The government plans to implement new tax rules for Australians who have saved more than $3 million in superannuation from 2025 under proposed changes.
The goal is to raise more revenue and create a fairer system, with a tax break changes bill unveiled Tuesday by Treasurer Jim Chalmers.
Dr Chalmers said everyone would still benefit from super tax breaks under the changes, but concessions would be less generous for balances over $3 million.
“Australians are making tough choices around the kitchen table, and it’s important the government does the same around the Cabinet table,” he said.
But the opposition has accused the federal government of breaking an election promise by changing tax settings and is expected to oppose the changes.
Here’s everything you need to know about the changes.
What are the tax developments?
The legislation will double the tax from 15 percent to 30 percent on income from retirement balances above $3 million.
The changes to the tax breaks are expected to take effect in 2025, after the next election.
The richest 0.5 per cent of the population would see their preferential tax rate on super contributions double to 30 per cent from 2025 (stock image)
How will the tax be applied?
Your income in your superannuation account will be calculated based on the growth in your account from the start to the end of the year. This growth is taxed at 15 percent.
You should know that during the accumulation phase, winnings are already taxed at 15 percent, so this is an additional tax on top of that.
If you have more than $3 million in your account, this additional fee applies. This $3 million limit will not increase with inflation, so over time more people could be affected.
How to pay the tax?
Australians have two options for paying the tax. They can either use money from their retirement accounts to cover the tax or pay it directly from their own funds.
Who will be affected?
The government says the proposal would affect 80,000 Australians, with around 0.5 per cent of people with super funds currently having a balance above $3 million.
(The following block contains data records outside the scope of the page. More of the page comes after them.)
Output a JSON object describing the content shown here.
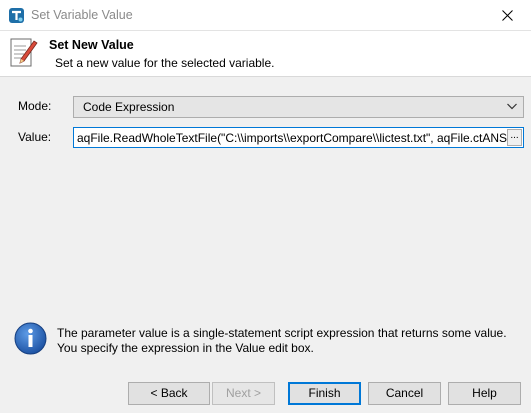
{
  "window": {
    "title": "Set Variable Value",
    "close_icon": "close-icon",
    "app_icon": "testcomplete-icon"
  },
  "header": {
    "icon": "edit-document-icon",
    "title": "Set New Value",
    "subtitle": "Set a new value for the selected variable."
  },
  "form": {
    "mode_label": "Mode:",
    "mode_value": "Code Expression",
    "value_label": "Value:",
    "value_text": "aqFile.ReadWholeTextFile(\"C:\\\\imports\\\\exportCompare\\\\lictest.txt\", aqFile.ctANSI)",
    "ellipsis_label": "..."
  },
  "info": {
    "icon": "info-icon",
    "text": "The parameter value is a single-statement script expression that returns some value. You specify the expression in the Value edit box."
  },
  "buttons": {
    "back": "< Back",
    "next": "Next >",
    "finish": "Finish",
    "cancel": "Cancel",
    "help": "Help"
  },
  "colors": {
    "accent": "#0078d7",
    "info_blue": "#1e5eb8"
  }
}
But the Financial Services Council, which represents retail super funds, claimed it would harm 500,000 people in coming decades, including 204,000 today under 30, unless it was indexed on inflation.
The changes will apply to self-managed super funds, APRA-regulated funds and public sector exempt schemes.
Modeling shows it will raise $2 billion in its first year of revenue.
The higher tax rate will also apply to unrealized capital gains on the value of super funds during the financial year, which is a first for the Australian tax system.
The Treasury said the introduction of the new tax regime is necessary to meet the needs of people who use superannuation as a means of minimizing their taxes and for estate planning purposes.
But Peter Burgess, CEO of the Self Manged Super Association, argued that taxing unrealized gains was “not the solution”.
“While the association does not support super members with excessively large balances benefiting from generous super tax reliefs, taxing unrealized gains is not the solution,” Mr Burgess said.
“This will lead to many unintended consequences, challenge the long-standing principles of our tax system, and lead to results inconsistent with the stated purpose of this new tax.”
“The stated aim of clawing back tax breaks for very wealthy retirees is to reduce income losses from existing reliefs.
“It should not be about imposing a new tax which, for some, would not only claw back these concessions, but also result in a higher tax payment than would have been the case if there was no had concessions.”
Major industry bodies and investors have raised concerns over the idea of taxing unrealized capital gains (stock image)
Treasurer Jim Chalmers (pictured) said everyone would still benefit from super tax breaks under the changes, but concessions would be less generous for balances over $3 million.
Can the government pass this policy?
Without coalition support, the government will need the Greens and key opposition MPs.
The Greens want superpayments for paid parental leave in return for their support.
Greens women’s spokesperson Larissa Waters said the proposed changes to concessions were more than enough to cover the cost of super for women on paid parental leave.
“Labor is making women wait for minor measures like paid parental leave that would immediately improve economic equality, but could somehow find $313 billion for stage three of tax cuts,” said Senator Waters.
Dr Chalmers said the Government still planned to provide a pension guarantee on paid parental leave “when we can afford it”.
“The Greens can ask for all kinds of things, they don’t have to manage the places or the budget,” he told reporters on Tuesday.
He said the government had already extended paid parental leave, which had some cost to the budget.